Surtout, Trump a offert, avec toute la vulgarité dont il est capable, l’un des spectacles politiques les plus suivis de tous les temps, The Greatest Show on Earth, un spectacle qu’Obama avait offert au monde en célébrant l’espoir et l’empowerment, et que Trump allait relancer en empruntant le registre du pire. Et quel succès !

Chaque jour, des journalistes allaient rapporter ses frasques et ses déclarations, ses mensonges et ses manipulations ; chaque jour, nous allions nous indigner et jeter les hauts cris, n’en croyant pas nos yeux ni nos oreilles ; chaque jour, les humoristes et les commentateurs allaient dénoncer sa folie, se moquer de sa bêtise et de son inculture, réclamer la tête de l’homme par qui le scandale arrivait, sans bien voir que sa rhétorique incendiaire était devenue l’équivalent d’un programme, quelque chose, en somme, comme une force d’occupation chargée d’envahir les esprits en sommant chacun de se prononcer pour ou contre lui.

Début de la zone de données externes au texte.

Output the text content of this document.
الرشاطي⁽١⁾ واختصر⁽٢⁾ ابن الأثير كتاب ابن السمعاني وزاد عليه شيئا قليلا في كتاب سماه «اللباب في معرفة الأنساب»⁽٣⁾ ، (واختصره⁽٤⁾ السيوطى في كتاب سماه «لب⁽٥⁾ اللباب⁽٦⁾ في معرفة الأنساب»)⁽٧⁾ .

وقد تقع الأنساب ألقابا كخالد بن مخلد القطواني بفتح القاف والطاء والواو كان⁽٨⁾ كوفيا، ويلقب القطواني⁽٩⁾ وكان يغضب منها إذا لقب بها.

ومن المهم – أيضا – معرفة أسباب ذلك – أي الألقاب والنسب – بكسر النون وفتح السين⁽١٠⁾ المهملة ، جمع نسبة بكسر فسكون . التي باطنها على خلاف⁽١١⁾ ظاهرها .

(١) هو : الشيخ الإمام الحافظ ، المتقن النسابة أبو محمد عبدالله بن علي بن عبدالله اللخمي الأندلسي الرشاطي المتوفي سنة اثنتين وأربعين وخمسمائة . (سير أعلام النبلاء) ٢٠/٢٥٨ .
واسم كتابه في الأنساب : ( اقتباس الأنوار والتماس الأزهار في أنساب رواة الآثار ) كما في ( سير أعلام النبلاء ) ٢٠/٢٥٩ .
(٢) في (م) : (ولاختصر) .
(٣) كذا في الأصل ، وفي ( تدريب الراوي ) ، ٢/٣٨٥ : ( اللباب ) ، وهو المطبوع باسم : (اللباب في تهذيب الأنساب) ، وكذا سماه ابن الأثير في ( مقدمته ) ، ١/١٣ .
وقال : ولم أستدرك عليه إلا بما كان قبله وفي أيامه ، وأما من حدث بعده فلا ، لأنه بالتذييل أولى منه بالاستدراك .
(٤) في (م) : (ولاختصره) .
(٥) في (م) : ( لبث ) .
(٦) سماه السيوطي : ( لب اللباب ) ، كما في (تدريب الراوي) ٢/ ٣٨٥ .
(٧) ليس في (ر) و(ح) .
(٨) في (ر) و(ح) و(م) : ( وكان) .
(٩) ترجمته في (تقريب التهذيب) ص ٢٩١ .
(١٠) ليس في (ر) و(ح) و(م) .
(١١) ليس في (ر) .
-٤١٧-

À une époque où le pouvoir est en train de passer des mains de ceux qui fabriquent des biens à ceux qui conçoivent, distribuent et contrôlent l’information, qui créent les réseaux et les alimentent en contenu, qui récoltent et traitent les données, à une époque où le « vrai » capital, au sens où l’entendait Marx, se trouve dans les documents et les moyens de les produire et de les diffuser, bref que le capital se trouve plus que jamais dans l’ordre immatériel – ce que le philosophe Maurizio Ferraris a appelé « l’âge de la documentalité » –, on peut penser que les États-Unis non seulement ne sont pas en déclin, mais sont même en train, contre toute attente, de renforcer leur emprise sur le monde. Pour se faire une idée juste de la place occupée par les États-Unis, il ne suffit pas d’isoler quelques données statistiques, comme l’activité industrielle et le PIB, auquel cas il se peut que des pays très populeux comme la Chine ou l’Inde soient effectivement en train de dépasser l’Amérique, si ce n’est déjà fait. Il faut plutôt se demander qui, à l’heure actuelle et à l’échelle de la planète, écrit et raconte l’Histoire qu’il nous est donné de vivre, qui produit les histoires que nous aimons et nous nous racontons les uns aux autres, qui sert d’étalon de mesure et détient les valeurs-refuge, qui impose sa morale et ses principes, qui fait des émules et joue le rôle de foyer normatif, chez qui se concentrent la créativité et l’esprit d’invention, qui attire et mobilise les plus beaux talents, qui inspire la jeunesse. Est-ce que ce sont les jeunes Américains qui rêvent d’être Chinois ou les jeunes Chinois qui rêvent d’être Américains ? La réponse à cette question ne devrait pas susciter le moindre doute.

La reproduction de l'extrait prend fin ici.